8/21/2017

Apesar de não verem a luz do sol já há alguns meses, o mundo sintético em que viviam já não importava tanto quanto o que um sentia pelo o outro. A fome completa entre os dois fazia todo o resto deixar de importar.

Nessa altura do ano, o frio cortava suas peles e, com o pouco de crédito que conseguiam dispor, o único cômodo daquele apartamento (que mais parecia uma caixa de sapatos) que conseguiam permitir estar a uma temperatura maior era a sala.

Entraram em um beijo frenético no aparamento, mal fecharam a porta. Suas mãos passeavam um pelo outro, seus olhos se mantinham abertos, como se para tentar estudar cada textura do outro ser ali presente. Foram se despindo, mas um deles resolveu ser um pouco cauteloso. Levantou-se sedento por um instante (já estavam jogados ao sofá) e cobriu a tela com um pano. Os dispositivos móveis foram colocados numa gaveta e tudo mais desligado.

"Assim talvez eles não nos vejam", disse, num absurdo de desespero por privacidade.

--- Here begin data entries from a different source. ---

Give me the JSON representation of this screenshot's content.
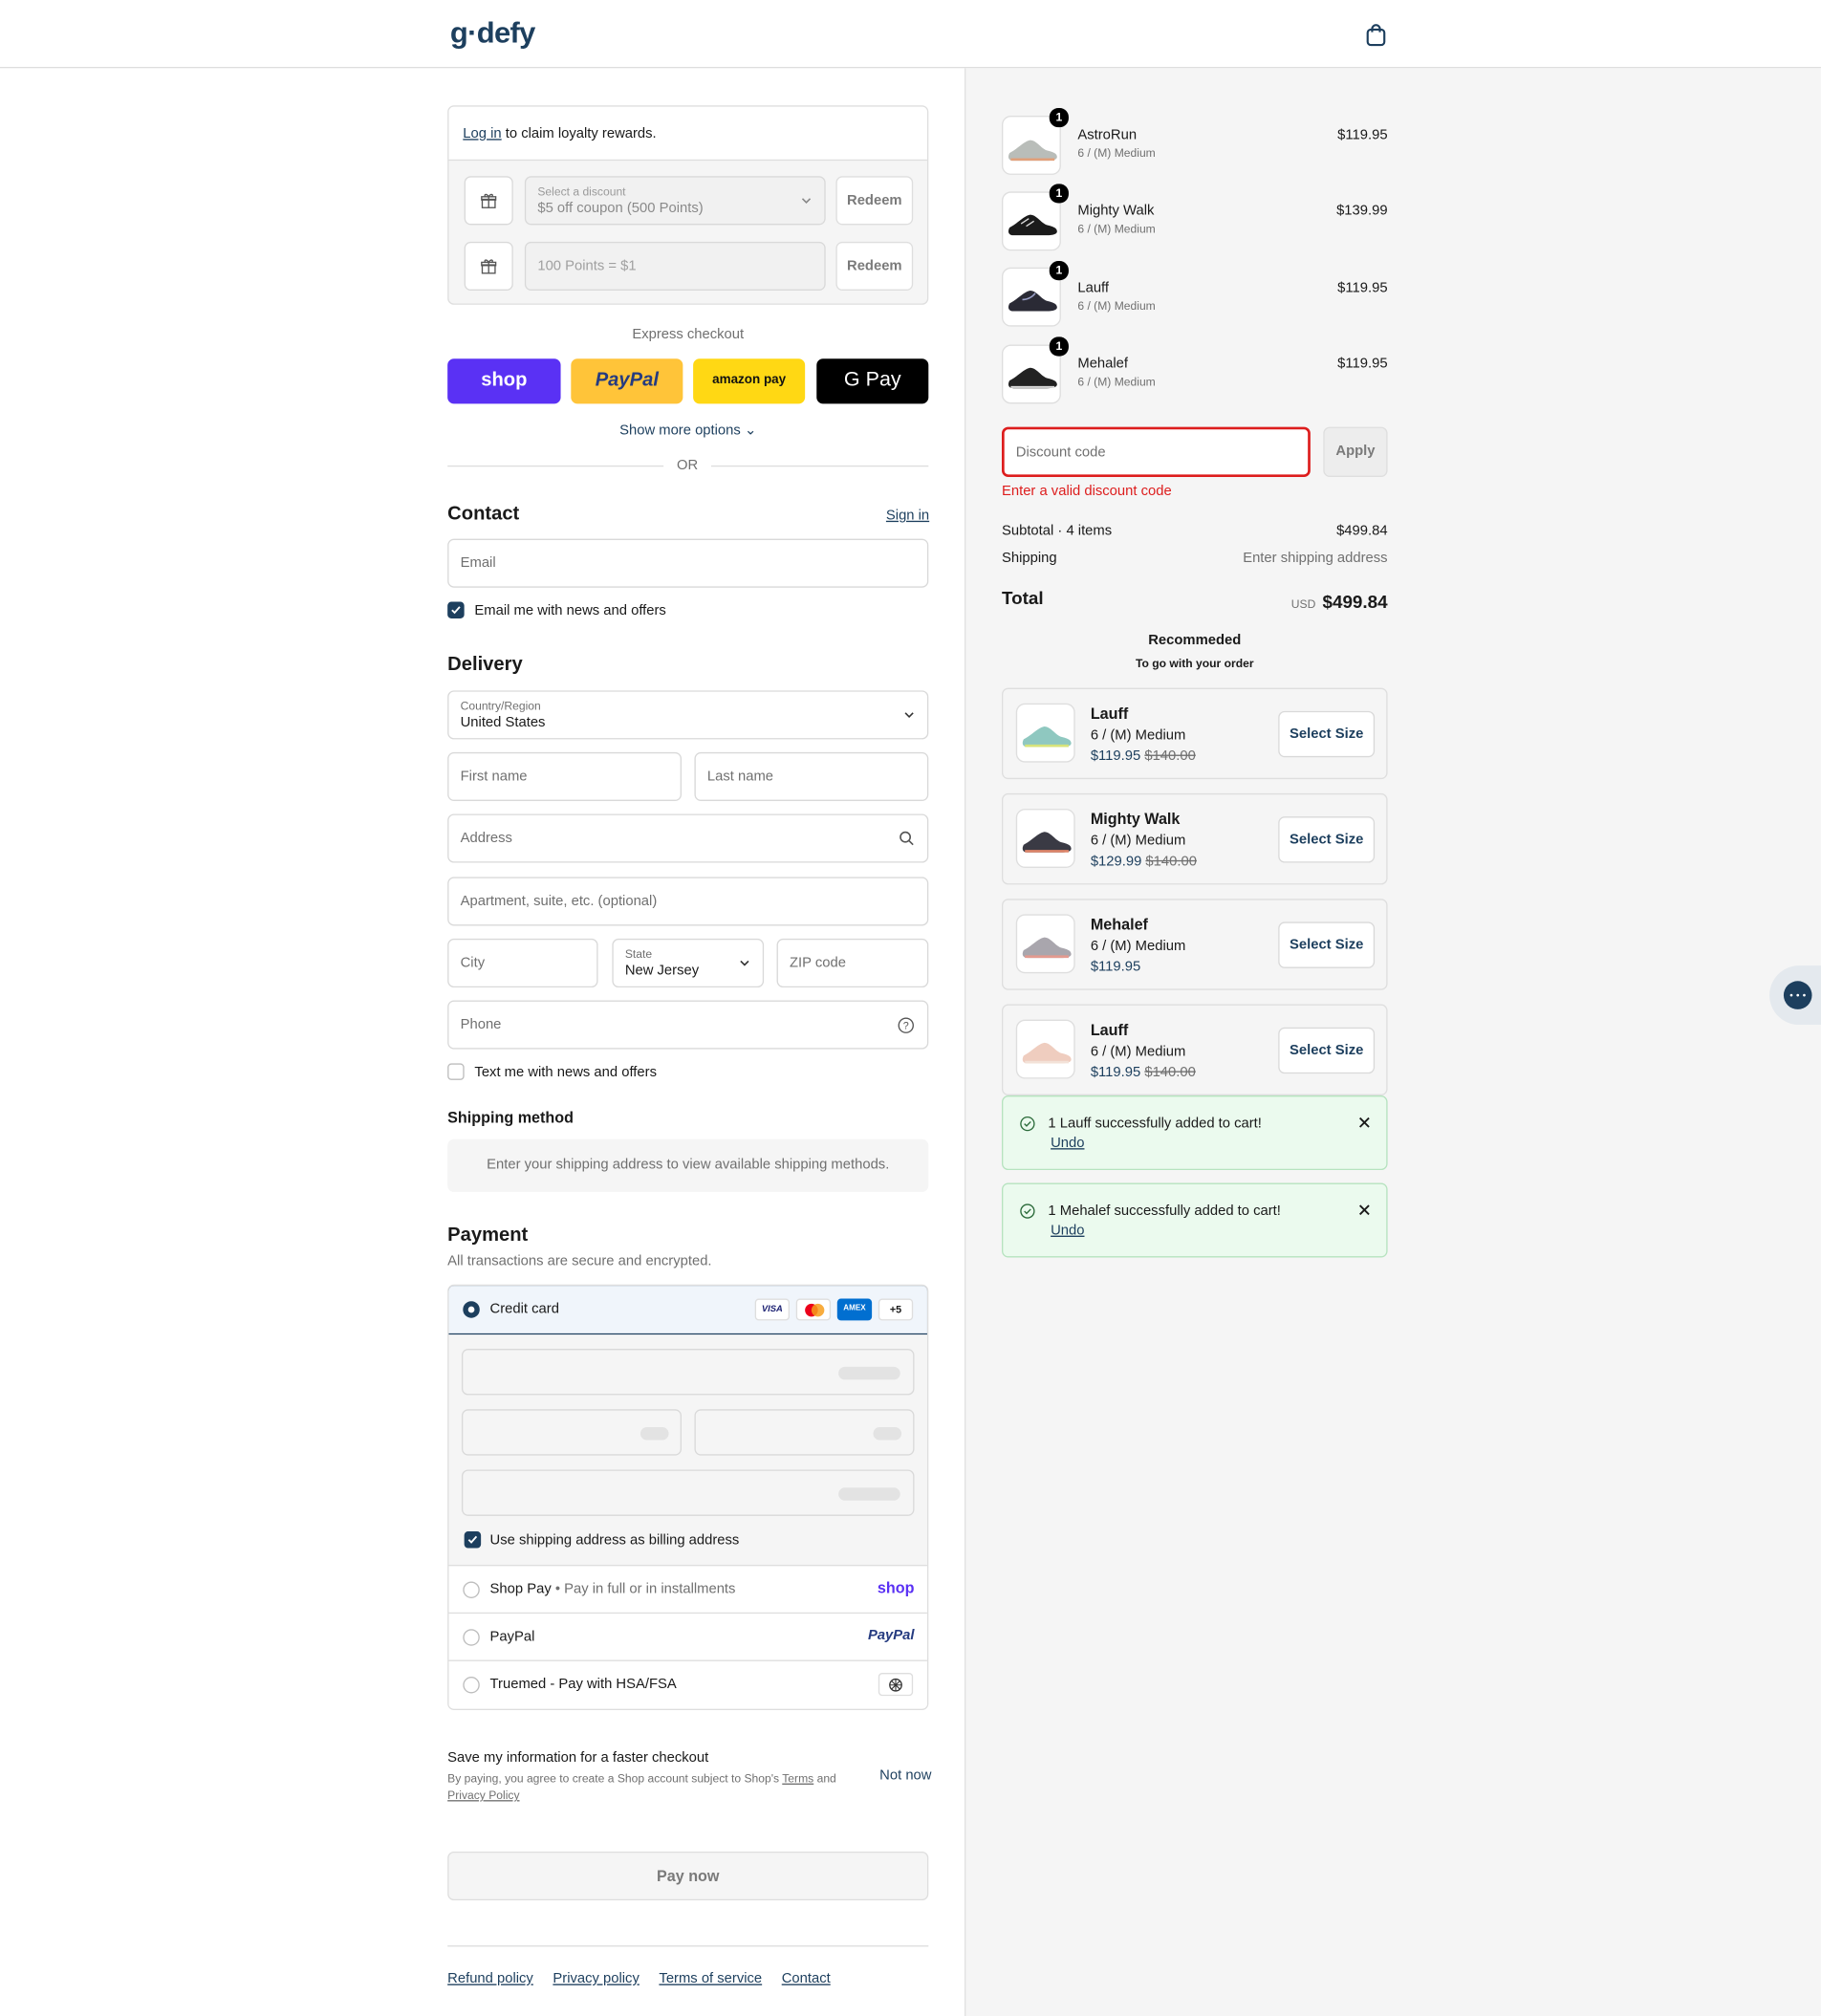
{
  "header": {
    "logo": "g·defy",
    "cart_icon": "shopping-bag-icon"
  },
  "loyalty": {
    "login_link": "Log in",
    "login_text": " to claim loyalty rewards.",
    "discount_select_label": "Select a discount",
    "discount_select_value": "$5 off coupon (500 Points)",
    "points_placeholder": "100 Points = $1",
    "redeem_label": "Redeem"
  },
  "express": {
    "title": "Express checkout",
    "buttons": [
      "shop",
      "PayPal",
      "amazon pay",
      "G Pay"
    ],
    "show_more": "Show more options",
    "or": "OR"
  },
  "contact": {
    "title": "Contact",
    "sign_in": "Sign in",
    "email_placeholder": "Email",
    "news_label": "Email me with news and offers",
    "news_checked": true
  },
  "delivery": {
    "title": "Delivery",
    "country_label": "Country/Region",
    "country_value": "United States",
    "first_name_ph": "First name",
    "last_name_ph": "Last name",
    "address_ph": "Address",
    "apartment_ph": "Apartment, suite, etc. (optional)",
    "city_ph": "City",
    "state_label": "State",
    "state_value": "New Jersey",
    "zip_ph": "ZIP code",
    "phone_ph": "Phone",
    "text_news_label": "Text me with news and offers",
    "text_news_checked": false
  },
  "shipping": {
    "title": "Shipping method",
    "notice": "Enter your shipping address to view available shipping methods."
  },
  "payment": {
    "title": "Payment",
    "subtitle": "All transactions are secure and encrypted.",
    "credit_card_label": "Credit card",
    "card_brands": [
      "VISA",
      "mastercard",
      "AMEX",
      "+5"
    ],
    "billing_label": "Use shipping address as billing address",
    "billing_checked": true,
    "shop_pay_label": "Shop Pay",
    "shop_pay_sub": "Pay in full or in installments",
    "shop_pay_logo": "shop",
    "paypal_label": "PayPal",
    "paypal_logo": "PayPal",
    "truemed_label": "Truemed - Pay with HSA/FSA"
  },
  "save_info": {
    "title": "Save my information for a faster checkout",
    "text_1": "By paying, you agree to create a Shop account subject to Shop's ",
    "terms": "Terms",
    "text_2": " and",
    "privacy": "Privacy Policy",
    "not_now": "Not now"
  },
  "pay_now": "Pay now",
  "footer_links": [
    "Refund policy",
    "Privacy policy",
    "Terms of service",
    "Contact"
  ],
  "cart": {
    "items": [
      {
        "name": "AstroRun",
        "variant": "6 / (M) Medium",
        "price": "$119.95",
        "qty": "1",
        "color": "#b9bdb9"
      },
      {
        "name": "Mighty Walk",
        "variant": "6 / (M) Medium",
        "price": "$139.99",
        "qty": "1",
        "color": "#1b1b1b"
      },
      {
        "name": "Lauff",
        "variant": "6 / (M) Medium",
        "price": "$119.95",
        "qty": "1",
        "color": "#2a2a35"
      },
      {
        "name": "Mehalef",
        "variant": "6 / (M) Medium",
        "price": "$119.95",
        "qty": "1",
        "color": "#222222"
      }
    ],
    "discount_placeholder": "Discount code",
    "apply_label": "Apply",
    "discount_error": "Enter a valid discount code",
    "subtotal_label": "Subtotal · 4 items",
    "subtotal_value": "$499.84",
    "shipping_label": "Shipping",
    "shipping_value": "Enter shipping address",
    "total_label": "Total",
    "currency": "USD",
    "total_value": "$499.84"
  },
  "recommended": {
    "title": "Recommeded",
    "subtitle": "To go with your order",
    "items": [
      {
        "name": "Lauff",
        "variant": "6 / (M) Medium",
        "price": "$119.95",
        "compare": "$140.00",
        "button": "Select Size",
        "color": "#8fc8c0"
      },
      {
        "name": "Mighty Walk",
        "variant": "6 / (M) Medium",
        "price": "$129.99",
        "compare": "$140.00",
        "button": "Select Size",
        "color": "#3a3a44"
      },
      {
        "name": "Mehalef",
        "variant": "6 / (M) Medium",
        "price": "$119.95",
        "compare": "",
        "button": "Select Size",
        "color": "#a9a6ad"
      },
      {
        "name": "Lauff",
        "variant": "6 / (M) Medium",
        "price": "$119.95",
        "compare": "$140.00",
        "button": "Select Size",
        "color": "#efcdbf"
      }
    ]
  },
  "toasts": [
    {
      "message": "1 Lauff successfully added to cart!",
      "undo": "Undo"
    },
    {
      "message": "1 Mehalef successfully added to cart!",
      "undo": "Undo"
    }
  ],
  "chat_icon": "chat-bubble-icon",
  "colors": {
    "brand": "#1d3f5e",
    "error": "#dd1d1d",
    "shop": "#5a31f4",
    "paypal": "#ffc439",
    "amazon": "#ffd814"
  }
}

Os beijos voltaram cada vez mais intensos. As mãos já tocavam o sexo um do outro e os olhos permaneciam abertos. Eles sabiam que nada daquilo era real, que tudo era uma verdade montada por uma grande empresa que cobrava a cada um deles um trabalho árduo em desenvolvimento tecnológico para que não fossem colocados em "coma", num estado de suspensão onde o corpo permanece vivo, mas a mente, em um estado de inexistência. Não sabiam sequer se o outro era real, algo que existia fisicamente em algum lugar do universo, ou se era apenas mais uma personalidade simulada que tinha algum objetivo específico.

A paranóia dos anos 1990, década essa que certamente não era a correta, que não era senão uma mentira dentro de uma mentira, era a doença entre os jovens dessa geração.

Nus, iniciaram um sexo oral mútuo, abocanhando vorazmente o sexo do outro, em meio a gemidos e agarrões, buscavam apenas pelo orgasmo mais forte, aquilo que os desligaria por milésimos de segundo e os levariam a um paraíso ainda em vida.

Nenhum deles precisava se importar com doenças, elas não existiam mais. Ninguém também se importava com fertilidade, isso não fazia mais sentido. No ano simulado, tudo podia ser perfeito, se pudesse ser pago.
Os sexos se uniram, sem proteção, pele e pele em um atrito sôfrego onde cada milímetro de toque parecia uma eternidade. Começaram a gemer alto e isso dava a cada um deles a certeza de que aquele momento era o melhor momento de todos. Palavras sujas começaram a ser ditas. "Goza pra mim" tornou-se um refrão. Seus cabelos estavam desgrenhados, suas maquiagens, borradas. O suor fazia parecer que o frio lá de fora não importava mais e fazia com que suas peles deslizassem, o que facilitava o movimento cada vez mais animalesco da foda.

Em um instante de contração muscular desordenada e mútua, gozaram forte sem fechar os olhos, ainda estudando o corpo um do outro a cada instante.

Caíram lado a lado, ofegantes. As telas escondidas, a privacidade era um ponto de interrogação. Ninguém deveria saber deles, mas eles sabiam que qualquer um já deveria saber.

Voltaram a acordar na manhã seguinte, sem sol, sem som (até que se ligasse os ouvidos), sem sabor e sem cheiro.

A vida apenas fez sentido naquele momento e agora retornava para a sua rotina rodeada de lixo. Uma escravidão sem a liberdade da morte, sem a possibilidade de uma segunda chance, sem curvas ou encruzilhadas. A vida havia se tornado um produto, e era preciso ter lucro.